I found out yesterday that two people whom I care about deeply have been telling others that they are unsure if they believe me about the abuse I suffered. I have shared VERY little with anyone in my life about what went on. The details are just too much for a non-professional to handle in my opinion so I am very careful about what I say and I keep my admissions very brief and generalized. That said? I say enough so that people can understand the reasons for my DID and the reasons why I needed in-patient care.
Hearing that people I love so much feel unsure as to whether they believe me or not is devastating to me. That said? I also know that hearing those words dredges up all the past incidents where I have not been heard or believed. My reaction to this is therefore stronger than it would be if they had been the only ones.
There were the doctors that ignored the very obvious signs of serious trauma finding it easier to believe my mother who accused me of damaging myself as a plea for attention. I was not heard.
The social workers who would come to the door and meet a shining smile and happy home only to write in their notes that the case was obviously unfounded and therefore closed. I was forced to be silent and never protected. They never even looked in the back rooms or the basement.
The teachers who saw bruises, breaks, illnesses and hospitalizations yet were willing to turn a blind eye and accept the “she is very clumsy and gets ill easily”. I was ignored.
The adults who knew something was wrong but didn’t want to get involved.
The therapist that was recommended to my parents by one of my schools who found me very quiet, unwilling to talk, closed up and likely only vying for attention… because my sessions were done with my mother in the room as well.
The friends of the family that knew damn well what was going on but feared backlash more than they feared for my safety.
The priest that condemned my sisters for their suicides yet never wondered why 3 girls from one family were all gone. The other 2 (me included at the time) were alcoholics. We were treated very harshly and no one took the time to ask us WHY we were all so screwed up.
The therapist I had 2& 3 years ago that would only say that my story was obviously “my truth”. Never saying that she believed me or heard my words. She was a skeptic and I kept my silence with her because I knew she was not really a good support. This not only delayed my getting good therapy but actually set me even further backwards.
“Friends” that supported me to my face and spoke of me behind my back.
And the list goes on. Sadly I know that I am not at all alone in this.
Then I went away to the in-patient program and they actually heard my story. They allowed me to express it in small tidbits as the days went on. They made me feel safe in sharing my story with them because they actually heard my words and believed them.
What a gift!
After experiencing being heard and being believed, my life started to turn around. I became gradually less depressed, less suicidal, more confident and more compassionate towards myself for the things I had done to survive.
I am careful about who I share pieces of my story with. I protect my heart and my mind from people who are close minded or uncaring.
To find out that two of these people have spoken behind my back and are unsure of the truth? That is incredibly painful.
I am a person who refuses to lie. I don’t even lie when I should. Just ask my friends. If you really want to know how your arse looks in that dress? Ask me. 😉 Joking aside, I absolutely refuse to intentionally tell anyone a lie, even a tiny one because I do not want anyone to ever have a reason to question what I say. My word is very important to me and I firmly believe that trust is earned.

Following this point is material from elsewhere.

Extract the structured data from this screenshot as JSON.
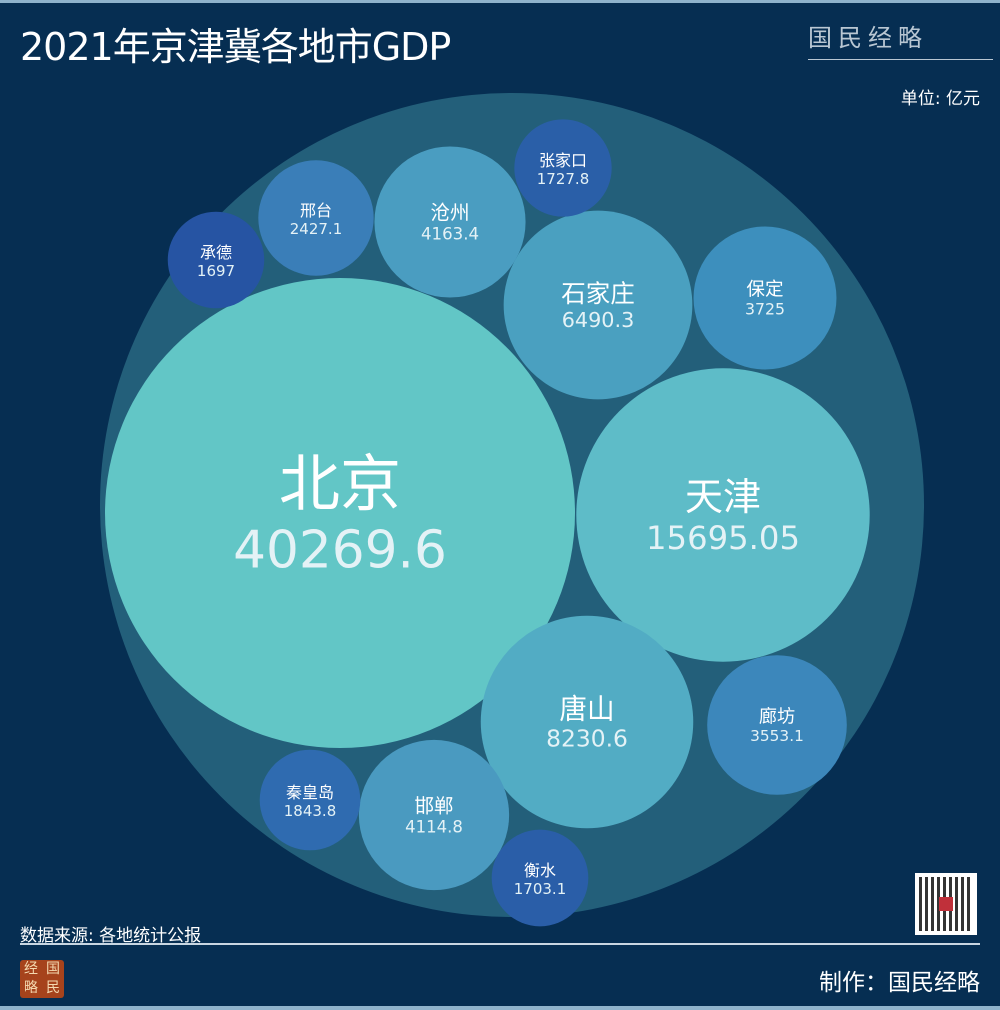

I feel I have earned it and that is not always easy. There are many times in a day that it would be easier to just pacify a situation or a person but I refuse to go that way because I do not want my credibility to ever be in question.
So to now hear that two people whom I love deeply are questioning my story causes me a great deal of pain. I do know these two people are also close to my mother/monster and the questions originate there but I am still hurt because I have never done anything to deserve any other answer but “she has never lied to me before so why would she start now?” or “she wouldn’t do that to us”.

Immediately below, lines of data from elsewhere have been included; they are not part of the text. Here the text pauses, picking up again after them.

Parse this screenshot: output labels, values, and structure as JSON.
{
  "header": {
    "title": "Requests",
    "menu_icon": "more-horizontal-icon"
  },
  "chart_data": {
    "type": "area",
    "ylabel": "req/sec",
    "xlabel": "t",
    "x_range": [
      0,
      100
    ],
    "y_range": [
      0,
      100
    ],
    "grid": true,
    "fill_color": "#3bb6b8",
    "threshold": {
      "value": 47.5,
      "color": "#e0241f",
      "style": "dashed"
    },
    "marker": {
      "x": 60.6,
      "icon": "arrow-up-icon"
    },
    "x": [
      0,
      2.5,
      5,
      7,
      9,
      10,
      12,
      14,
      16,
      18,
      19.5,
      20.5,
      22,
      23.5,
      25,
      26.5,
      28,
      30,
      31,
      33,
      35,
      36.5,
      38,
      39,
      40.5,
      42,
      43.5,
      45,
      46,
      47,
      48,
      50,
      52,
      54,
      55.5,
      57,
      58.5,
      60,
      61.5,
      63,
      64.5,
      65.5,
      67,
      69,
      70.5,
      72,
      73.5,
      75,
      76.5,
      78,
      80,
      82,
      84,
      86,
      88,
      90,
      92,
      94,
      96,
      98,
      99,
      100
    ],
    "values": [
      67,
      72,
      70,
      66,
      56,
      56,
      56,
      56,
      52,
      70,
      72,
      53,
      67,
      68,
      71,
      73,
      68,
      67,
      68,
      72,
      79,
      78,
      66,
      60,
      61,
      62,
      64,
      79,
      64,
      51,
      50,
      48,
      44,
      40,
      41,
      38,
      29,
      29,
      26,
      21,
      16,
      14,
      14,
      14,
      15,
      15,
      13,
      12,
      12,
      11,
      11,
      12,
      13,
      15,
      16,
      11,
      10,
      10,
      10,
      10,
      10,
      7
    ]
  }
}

I will move on and I will not give these people the power to bring me down but I can not say for one second that I am not hurt and this is bringing up all sorts of yucky, gross feelings from the past. It upsets me more than I have words to express.
As I said in another blog, people who report abuse are telling the truth 98% of the time. Only 2% lie. This is a statistic from police in many parts of the continent. I am sorry that there is a small percentage that is really full of crap but there is always going to be a small segment of every group that is only there because they misrepresent themselves. We are still left with 98 out of 100 people who are telling the truth. That is HUGE! Not believing them is the worst thing you can ever do to them aside from the original abuse.

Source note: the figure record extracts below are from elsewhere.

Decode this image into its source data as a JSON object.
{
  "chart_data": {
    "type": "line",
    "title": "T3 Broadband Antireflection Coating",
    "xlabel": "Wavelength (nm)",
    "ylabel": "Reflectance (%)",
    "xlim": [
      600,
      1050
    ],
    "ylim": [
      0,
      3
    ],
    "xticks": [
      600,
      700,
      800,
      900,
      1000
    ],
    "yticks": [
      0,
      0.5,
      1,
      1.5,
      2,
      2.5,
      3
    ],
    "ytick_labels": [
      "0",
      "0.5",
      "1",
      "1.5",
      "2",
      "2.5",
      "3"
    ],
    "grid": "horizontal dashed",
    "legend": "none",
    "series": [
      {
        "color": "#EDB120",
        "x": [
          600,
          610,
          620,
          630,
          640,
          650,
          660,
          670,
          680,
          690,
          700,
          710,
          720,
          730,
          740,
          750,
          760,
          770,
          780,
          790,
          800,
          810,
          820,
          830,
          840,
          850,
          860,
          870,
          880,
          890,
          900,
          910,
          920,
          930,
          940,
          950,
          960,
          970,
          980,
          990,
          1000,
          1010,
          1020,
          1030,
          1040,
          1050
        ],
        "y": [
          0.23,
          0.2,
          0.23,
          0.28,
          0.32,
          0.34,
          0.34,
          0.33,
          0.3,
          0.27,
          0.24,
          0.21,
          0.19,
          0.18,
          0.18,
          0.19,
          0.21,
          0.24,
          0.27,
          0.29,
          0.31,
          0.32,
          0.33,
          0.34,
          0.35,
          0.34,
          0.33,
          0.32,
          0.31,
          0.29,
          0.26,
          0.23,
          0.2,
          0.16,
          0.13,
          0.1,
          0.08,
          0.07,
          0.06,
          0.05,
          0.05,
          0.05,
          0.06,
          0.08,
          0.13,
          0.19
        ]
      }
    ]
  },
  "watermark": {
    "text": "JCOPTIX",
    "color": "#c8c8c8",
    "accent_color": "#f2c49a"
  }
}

If you really can not believe what they say? At least keep your silence about it or ask them directly. Please give them ample time to explain and understand that if you are going to doubt them? They are not likely going to want to share much with you, they may also be very defensive or angry. Just try to imagine if what you told others about your life was being questioned for no other reason than it is hard to believe. You’ll need to just accept that.
I do not know anyone (not even one person) who has an abuse history that does not include several stories of people who wouldn’t listen, didn’t believe them or downright refused to hear their words. It is so common and incredibly hurtful. So much more damage is caused by the people who do this to us.
Offering someone the gift of you hearing them and believing them is the greatest gift that you can ever give to someone who’s been abused.
Having even a very small group of people who really hear us and really trust our words offers us a safe place to be ourselves. Our authentic selves.
It is not the abused who choose silence.
It is the fear of not being believed that smothers our words.